RTMFP is essentially based on the idea that real-time video or voice interaction between two users of Flash or Air applications shouldn’t have to deal with the latency and bandwidth burden of a server-based relay. It’s just faster and cheaper to let the kids talk amongst themselves. Adobe does use a central server to authenticate users and facilitate the exchange of the data, but the actual video streams flow directly between the users of the application in question.
Graphic from Adobe’s RTMFP FAQ.
So who is running that server? RTMFP will eventually be supported by future versions of Adobe’s Flash Media Server, but the company wants to first integrate it into its new Cocomo cloud services, which went into beta last month. For now, only a subset of all Cocomo servers run by Adobe support RTMFP, but Adobe developer Nigel Pegg assured me that his team hasn’t seen any capacity problems just yet.

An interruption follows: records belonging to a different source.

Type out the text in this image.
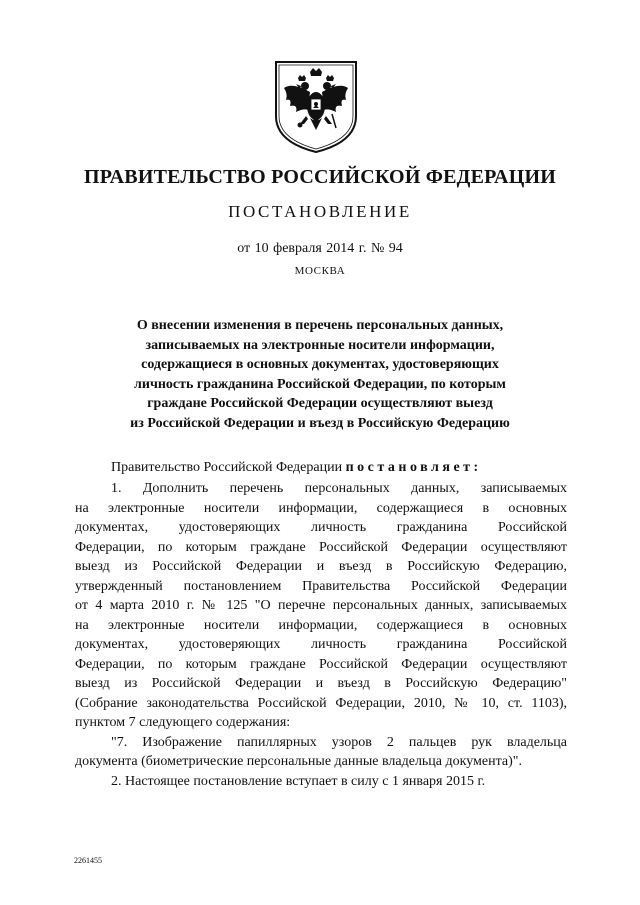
ПРАВИТЕЛЬСТВО РОССИЙСКОЙ ФЕДЕРАЦИИ
ПОСТАНОВЛЕНИЕ
от 10 февраля 2014 г. № 94
МОСКВА
О внесении изменения в перечень персональных данных,
записываемых на электронные носители информации,
содержащиеся в основных документах, удостоверяющих
личность гражданина Российской Федерации, по которым
граждане Российской Федерации осуществляют выезд
из Российской Федерации и въезд в Российскую Федерацию
Правительство Российской Федерации постановляет:
1. Дополнить перечень персональных данных, записываемых
на электронные носители информации, содержащиеся в основных
документах, удостоверяющих личность гражданина Российской
Федерации, по которым граждане Российской Федерации осуществляют
выезд из Российской Федерации и въезд в Российскую Федерацию,
утвержденный постановлением Правительства Российской Федерации
от 4 марта 2010 г. № 125 "О перечне персональных данных, записываемых
на электронные носители информации, содержащиеся в основных
документах, удостоверяющих личность гражданина Российской
Федерации, по которым граждане Российской Федерации осуществляют
выезд из Российской Федерации и въезд в Российскую Федерацию"
(Собрание законодательства Российской Федерации, 2010, № 10, ст. 1103),
пунктом 7 следующего содержания:
"7. Изображение папиллярных узоров 2 пальцев рук владельца
документа (биометрические персональные данные владельца документа)".
2. Настоящее постановление вступает в силу с 1 января 2015 г.
2261455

Pegg first wrote about the new protocol earlier this week on Adobe’s Collaborative Methods blog, detailing how Flex developers can add RTMFP support to their applications with a few lines of extra code. He told me that one of the big advantages of this solution is that it switches effortlessly between centralized and P2P data delivery. “We tend to see performance degradations after a certain number of receiving participants is reached,” he said.
One example for such a problem would be if you use a Flash P2P video chat and your broadband connection simply can’t support to serve all participants. “What’s cool about how Cocomo approaches this is that, once that limit is reached, Cocomo’s foundation classes swap down automatically, in mid-stream (to server-based video delivery)”, Pegg explained.
Speaking of video delivery: Adobe goes to great lengths to dispel the myth that it plans to P2P-ify all web-based Flash video with this new protocol. “Flash player 10 will not enable swarming, multi-cast or broadcast quality live video,” the protocol’s FAQ (PDF) reads, and it goes on: “RTMFP will have no impact on the business of a CDN.” The company even tries to avoid the acronym P2P completely, instead talking about client-to-client streaming.
Of course, the fact that Adobe doesn’t support any YouTube — or even Ustream-like environments — with RTMFP doesn’t mean that the company won’t go down that road eventually. Adobe CTO Kevin Lynch told Om earlier this year that the company is “taking small steps” and “using P2P in a very basic form” to make sure it doesn’t break web video. Which could mean that this is a first step down a potentially very disrupting path.